Electrostatics

Electrostatics corresponds to the study of electric fields and potentials in the absence of time variation or magnetic fields.

The study of electrostatics usually necessitates the use of distributions, since point charges are often used to model charged particles. The formal definition of such distributions are often glossed over in physics. As a result some of the definitions or proofs within PhysLean's electrostatics may seem over the top - but this is necessary for complete mathematical correctness.

@[reducible, inline]

abbrev Electromagnetism.StaticElectricField (d : ℕ := 3) : Type

The type of static electric fields (i.e. time-independent electric fields), defined as distributions from Space d to EuclideanSpace ℝ (Fin d).

Equations

• Electromagnetism.StaticElectricField d = ((Space d)→d[ℝ] EuclideanSpace ℝ (Fin d))

@[reducible, inline]

abbrev Electromagnetism.ChargeDistribution (d : ℕ := 3) : Type

The type of charge distributions. Mathematically this is equivalent to the type of distributions from Space d to ℝ.

Equations

• Electromagnetism.ChargeDistribution d = ((Space d)→d[ℝ] ℝ)

@[reducible, inline]

abbrev Electromagnetism.StaticElectricPotential (d : ℕ := 3) : Type

The type of static electric potentials. Mathematically defined as distributions from Space d to ℝ.

Equations

• Electromagnetism.StaticElectricPotential d = ((Space d)→d[ℝ] ℝ)
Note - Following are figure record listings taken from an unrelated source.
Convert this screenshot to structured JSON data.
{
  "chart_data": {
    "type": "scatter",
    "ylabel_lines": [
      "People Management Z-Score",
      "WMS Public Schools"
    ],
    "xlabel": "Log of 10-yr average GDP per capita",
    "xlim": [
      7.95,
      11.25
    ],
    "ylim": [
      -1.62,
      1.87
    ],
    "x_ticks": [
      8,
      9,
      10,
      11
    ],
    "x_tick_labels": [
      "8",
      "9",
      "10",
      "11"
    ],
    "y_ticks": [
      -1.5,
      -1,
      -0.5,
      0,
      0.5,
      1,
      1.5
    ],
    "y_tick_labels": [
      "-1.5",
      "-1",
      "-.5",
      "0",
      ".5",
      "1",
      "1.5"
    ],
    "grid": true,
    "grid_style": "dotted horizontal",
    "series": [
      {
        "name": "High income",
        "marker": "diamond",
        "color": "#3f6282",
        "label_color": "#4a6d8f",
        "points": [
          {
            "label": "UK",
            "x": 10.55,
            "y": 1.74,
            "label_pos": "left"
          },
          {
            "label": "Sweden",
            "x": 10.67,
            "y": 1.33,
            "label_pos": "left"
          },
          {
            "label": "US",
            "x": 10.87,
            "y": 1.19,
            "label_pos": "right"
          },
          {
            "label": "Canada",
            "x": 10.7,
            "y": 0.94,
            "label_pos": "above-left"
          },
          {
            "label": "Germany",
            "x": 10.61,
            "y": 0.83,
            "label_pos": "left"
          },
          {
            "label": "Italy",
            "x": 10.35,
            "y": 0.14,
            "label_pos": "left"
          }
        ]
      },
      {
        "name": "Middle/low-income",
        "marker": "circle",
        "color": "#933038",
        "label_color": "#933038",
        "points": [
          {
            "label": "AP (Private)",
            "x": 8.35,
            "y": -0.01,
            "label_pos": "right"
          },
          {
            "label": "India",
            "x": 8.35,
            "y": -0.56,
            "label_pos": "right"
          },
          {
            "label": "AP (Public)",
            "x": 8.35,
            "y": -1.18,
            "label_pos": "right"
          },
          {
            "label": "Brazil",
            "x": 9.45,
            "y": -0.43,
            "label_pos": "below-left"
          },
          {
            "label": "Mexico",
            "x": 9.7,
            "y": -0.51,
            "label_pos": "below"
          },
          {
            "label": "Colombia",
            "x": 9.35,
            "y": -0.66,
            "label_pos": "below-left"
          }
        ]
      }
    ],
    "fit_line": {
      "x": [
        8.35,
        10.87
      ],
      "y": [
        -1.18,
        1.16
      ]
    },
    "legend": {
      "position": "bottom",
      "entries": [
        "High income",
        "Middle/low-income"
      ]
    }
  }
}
noncomputable def Electromagnetism.StaticElectricField.ofPotential {d : ℕ} (φ : StaticElectricPotential d) : StaticElectricField d

The static electric field associated with a static electric potential.

Equations

• Electromagnetism.StaticElectricField.ofPotential φ = -Space.gradD φ

def Electromagnetism.StaticElectricField.GaussLaw {d : ℕ} (E : StaticElectricField d) (ε : ℝ) (ρ : ChargeDistribution d) : Prop

Gauss's law for static electric fields.

Equations

• E.GaussLaw ε ρ = (Space.divD E = (1 / ε) • ρ)

theorem Electromagnetism.StaticElectricField.gaussLaw_iff {d : ℕ} (E : StaticElectricField d) (ε : ℝ) (ρ : ChargeDistribution d) : E.GaussLaw ε ρ ↔ Space.divD E = (1 / ε) • ρ

def Electromagnetism.StaticElectricField.FaradaysLaw (E : StaticElectricField) : Prop

Faraday's law in 3d for static electric fields.

Equations

• E.FaradaysLaw = (Space.curlD E = 0)

theorem Electromagnetism.StaticElectricField.ofPotential_faradaysLaw (φ : StaticElectricPotential) : (ofPotential φ).FaradaysLaw

If the electric field is of the form -∇φ then Faraday's law holds.